Geräumte Häuser und leere Schiffe
Heute morgen um fünf Uhr aufstehen und dann schnell zum Zug nach Berlin. Als ich das Haus verlasse, sehe ich schon Polizeihubschrauber kreisen und in der ganzen Stadt ist die Polizei mit Einsatzkräften präsent. Der Grund ist schnell klar: Heute soll das besetzte Haus auf dem Gelände von Topf & Söhne geräumt werden. Beim Anblick der PolizistInnen muss ich daran denken, dass nur ein kleiner Teil der heute im Einsatz befindlichen Beamten genügt hätte, die Demonstranten, die im Februar in Dresden gegen Nazis demonstrierten, auf ihrem Heimweg zu schützen. Stattdessen kam es zum gewalttätigen Angriff der braunen Bande auf friedliche Gewerkschafter. Eine Schande.

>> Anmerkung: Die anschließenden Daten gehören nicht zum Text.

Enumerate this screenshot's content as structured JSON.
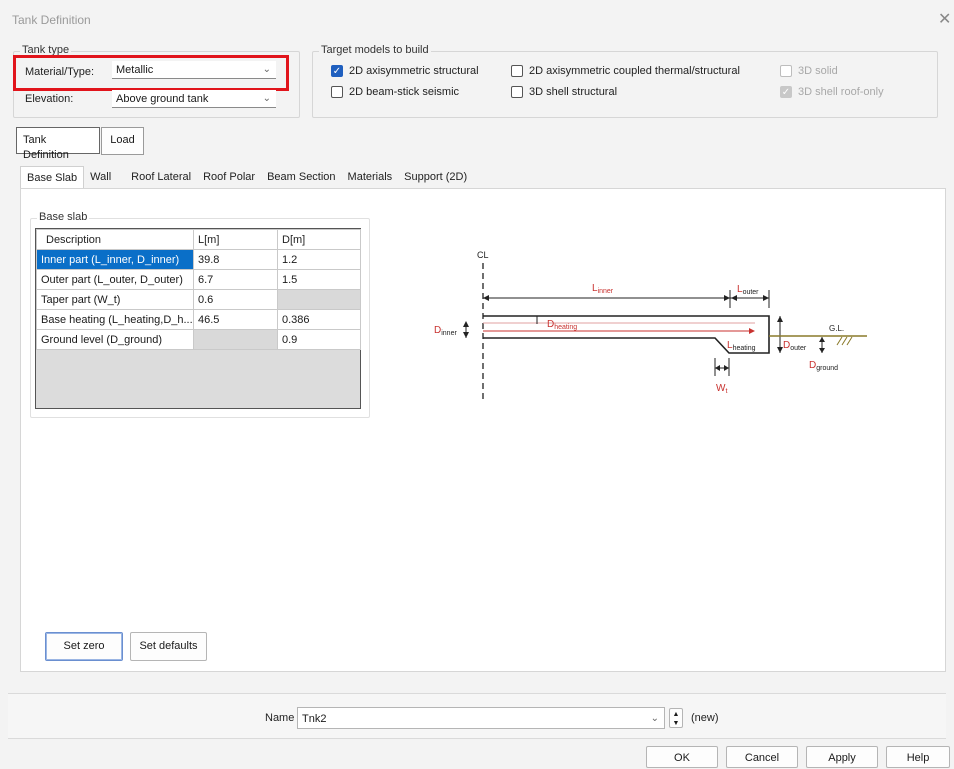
{
  "window": {
    "title": "Tank Definition",
    "close": "✕"
  },
  "tank_type": {
    "label": "Tank type",
    "material_label": "Material/Type:",
    "material_value": "Metallic",
    "elevation_label": "Elevation:",
    "elevation_value": "Above ground tank"
  },
  "target_models": {
    "label": "Target models to build",
    "options": [
      {
        "label": "2D axisymmetric structural",
        "checked": true,
        "enabled": true
      },
      {
        "label": "2D axisymmetric coupled thermal/structural",
        "checked": false,
        "enabled": true
      },
      {
        "label": "3D solid",
        "checked": false,
        "enabled": false
      },
      {
        "label": "2D beam-stick seismic",
        "checked": false,
        "enabled": true
      },
      {
        "label": "3D shell structural",
        "checked": false,
        "enabled": true
      },
      {
        "label": "3D shell roof-only",
        "checked": true,
        "enabled": false
      }
    ]
  },
  "main_tabs": [
    "Tank Definition",
    "Load"
  ],
  "sub_tabs": [
    "Base Slab",
    "Wall",
    "Roof Lateral",
    "Roof Polar",
    "Beam Section",
    "Materials",
    "Support (2D)"
  ],
  "base_slab": {
    "group_label": "Base slab",
    "columns": [
      "Description",
      "L[m]",
      "D[m]"
    ],
    "rows": [
      {
        "desc": "Inner part (L_inner, D_inner)",
        "L": "39.8",
        "D": "1.2"
      },
      {
        "desc": "Outer part (L_outer, D_outer)",
        "L": "6.7",
        "D": "1.5"
      },
      {
        "desc": "Taper part (W_t)",
        "L": "0.6",
        "D": ""
      },
      {
        "desc": "Base heating (L_heating,D_h...",
        "L": "46.5",
        "D": "0.386"
      },
      {
        "desc": "Ground level (D_ground)",
        "L": "",
        "D": "0.9"
      }
    ]
  },
  "diagram": {
    "cl": "CL",
    "gl": "G.L.",
    "L_inner": {
      "main": "L",
      "sub": "inner"
    },
    "L_outer": {
      "main": "L",
      "sub": "outer"
    },
    "D_inner": {
      "main": "D",
      "sub": "inner"
    },
    "D_heating": {
      "main": "D",
      "sub": "heating"
    },
    "L_heating": {
      "main": "L",
      "sub": "heating"
    },
    "D_outer": {
      "main": "D",
      "sub": "outer"
    },
    "D_ground": {
      "main": "D",
      "sub": "ground"
    },
    "W_t": {
      "main": "W",
      "sub": "t"
    }
  },
  "buttons": {
    "set_zero": "Set zero",
    "set_defaults": "Set defaults"
  },
  "footer": {
    "name_label": "Name",
    "name_value": "Tnk2",
    "new_label": "(new)"
  },
  "dialog_buttons": {
    "ok": "OK",
    "cancel": "Cancel",
    "apply": "Apply",
    "help": "Help"
  },
  "colors": {
    "highlight": "#e1141b",
    "selection": "#0a6fc8",
    "diagram_red": "#c8322f",
    "ground": "#8a7a2a"
  }
}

Im Zug und auch als ich in Berlin bin, kommen immer wieder Anfragen von Medienvertretern, ob ich nicht am Montag für ein Interview zur Verfügung stünde. Dieter Althaus wird am Montag seine Amtsgeschäfte wieder übernehmen und ich freue mich, dass er offensichtlich wieder ganz genesen ist. Ärgerlich finde ich aber, wie sich nun die Inszenierung der Rückkehr fortsetzt. Als der Unfall passiert ist, war klar, dass das Politische in den Hintergrund treten muss, weil die Gesundheit als persönliches Gut eines Menschen von höchster Bedeutung ist. Dann allerdings meldete sich der Ministerpräsident per Zeitung zurück und damit muss man erwarten dürfen, dass er wieder als Politiker wahrgenommen werden will. Und der Politiker Althaus sollte sich schleunigst um die Probleme unseres Landes kümmern: Für Opel Eisenach muss dringend gehandelt werden und die klein- und mittelständischen Betriebe in Thüringen brauchen Unterstützung. Anstatt diese Dinge anzugehen, werden nun Sondersendungen über die Rückkehr produziert. Wie zu hören ist, gibt es für Montag vor der Staatskanzlei schon keine Standplätze für Kameras mehr – Althausfestspiele statt Krisenmanagement.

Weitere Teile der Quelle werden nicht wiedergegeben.